They dodge. They hedge. And, yes, they sometimes even fib — or at least flip-flop.
Presidential aspirants dreaming of the White House while running for reelection to congressional or state posts often face an uncomfortable question: Whatever your higher hopes — and the timing they might demand — will you commit to serving out a full term for the folks who vote for you now?
Some, like Florida Republican Gov. Ron DeSantis, evade the question, as he did at a Monday night debate. Rather than answer directly whether he might leave the state, he took a dig at both President Joe Biden and his own Democratic opponent, Rep. Charlie Crist, whom he called “the only worn-out old donkey I’m looking to put out to pasture.”
Others, like South Dakota Gov. Kristi Noem, leave wiggle room, saying her “plans” are to serve for four more years.
Not so long ago, there also was Illinois Sen. Barack Obama, who famously pledged, “I will serve out my full six-year term,” only to announce his presidential bid 13 months later. He had just won his seat when he made the vow and wasn't facing imminent reelection.
It's always a high-stakes question, though, and one that often makes for awkward answers — especially when political circumstances are ever-shifting.
“You don’t run for president unless you’ve got completely unabashed ambition. Some people hide it better than others," said Reed Galen, deputy campaign manager for John McCain’s 2008 presidential campaign against Obama. He's co-founder of The Lincoln Project, a GOP group opposing former President Donald Trump, who himself is poised to seek the presidency again in 2024.

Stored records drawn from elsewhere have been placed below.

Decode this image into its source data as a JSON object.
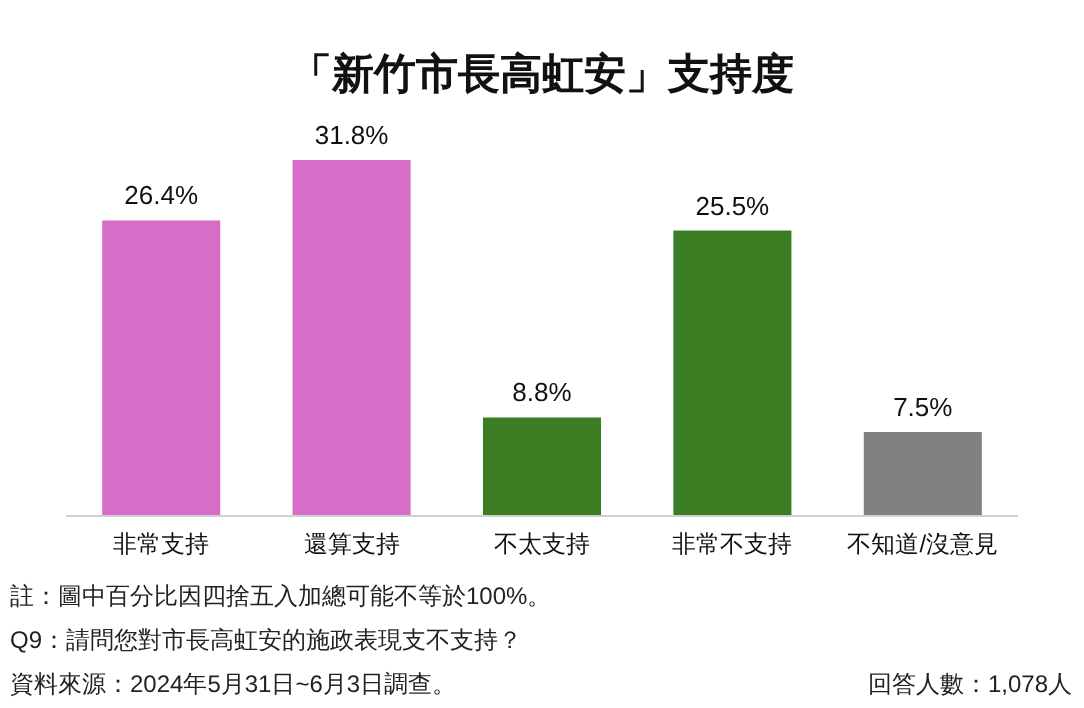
{
  "chart_data": {
    "type": "bar",
    "title": "「新竹市長高虹安」支持度",
    "categories": [
      "非常支持",
      "還算支持",
      "不太支持",
      "非常不支持",
      "不知道/沒意見"
    ],
    "values": [
      26.4,
      31.8,
      8.8,
      25.5,
      7.5
    ],
    "colors": [
      "#d66ec8",
      "#d66ec8",
      "#3b7d23",
      "#3b7d23",
      "#808080"
    ],
    "value_labels": [
      "26.4%",
      "31.8%",
      "8.8%",
      "25.5%",
      "7.5%"
    ],
    "annotations": [
      "註：圖中百分比因四捨五入加總可能不等於100%。",
      "Q9：請問您對市長高虹安的施政表現支不支持？",
      "資料來源：2024年5月31日~6月3日調查。",
      "回答人數：1,078人"
    ]
  }
}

DeSantis' carefully crafted dodge at Monday's debate both sidestepped the question and offered a chance to swipe at Biden, the oldest president in history. DeSantis is favored for reelection and may mount a 2024 presidential run as a GOP primary alternative to Trump.
Amid speculation that she could mount her own White House bid, Noem recently told The Associated Press, “I am running to be reelected as governor. My plans are to stay here for four years. Absolutely. That’s what I want to do.”
Others have taken a different tack. California Gov. Gavin Newsom declared last weekend that he would serve his full four-year term should he win reelection, as expected. That’s despite Newsom sparking speculation about a 2024 presidential run should Biden not seek reelection, running ads slamming Republican leadership in Florida and Texas.
Arizona Republican governor candidate Kari Lake has vowed to serve “eight years as governor” amid chatter she could be a vice presidential candidate for Trump.
But even seemingly ironclad responses don't always hold up.
Obama was elected to the Senate in 2005 and told NBC in January 2006 that he'd serve his full term, adding “I will not” run for president in 2008. He kicked off his presidential bid in February 2007 and eventually bested onetime Democratic primary favorite Hillary Clinton — who herself had forgone a possible presidential run four years earlier, saying she would serve her full term as New York senator.
Democrat Martin O'Malley was Maryland's governor for eight years until 2015, then ran unsuccessfully for president. He suggested governors going back to Jimmy Carter and Bill Clinton saw their presidential aspirations hurt their popularity back home, where voters “can be resentful and twice as hard on a candidate that they’ve grown up with and that they’ve seen.”
“What we call it here in Maryland is the crab pot effect," O'Malley said. "When one crab’s trying to escape out of the pot, the other ones will pull him back in.”
While running for Senate in Texas in 2018, Democrat Beto O'Rourke slammed incumbent Republican Ted Cruz for having spent so much time traveling outside the state running for president in 2016. O'Rourke also committed then to serving a full term if he won, even as Cruz didn't hide his post-Trump administration White House aspirations.
Cruz was reelected — and then O'Rourke mounted a brief 2020 presidential bid.
Cruz may again seek the White House in 2024. O'Rourke, meanwhile, is now running for Texas governor against Republican incumbent Greg Abbott, who himself could run for president in two years.
Potential presidential campaign can scramble home-state politics even before they get off the ground.
In 1998, George W. Bush was cruising to reelection as Texas governor and hadn't formally announced a widely anticipated 2000 presidential run. But his family campaigned hard for Republican Rick Perry — then seeking the lieutenant governorship in a tight race — so that the governorship would remain in GOP hands if Bush eventually left for the White House.
Bush later did just that and Perry succeeded him and served as governor for 14-plus years, eventually mounting two unsuccessful White House bids of his own in 2012 and 2016.
Ray Sullivan, who worked on both Bush's and Perry's campaigns, said Perry was a “hard, definitive no” on running for president until late summer 2011. But then he began to see support building and had close friends and relatives urging him to jump into the White House race.
Perry announced that August but dropped out by January, reflecting how little groundwork his team had been able to do because of the condensed decision-making process, Sullivan said.
“We did not give ourselves enough time to fully prepare for the rigors of a presidential campaign,” he said. “And running for president is, physically, emotionally, mentally, the most taxing thing that a human being can do.”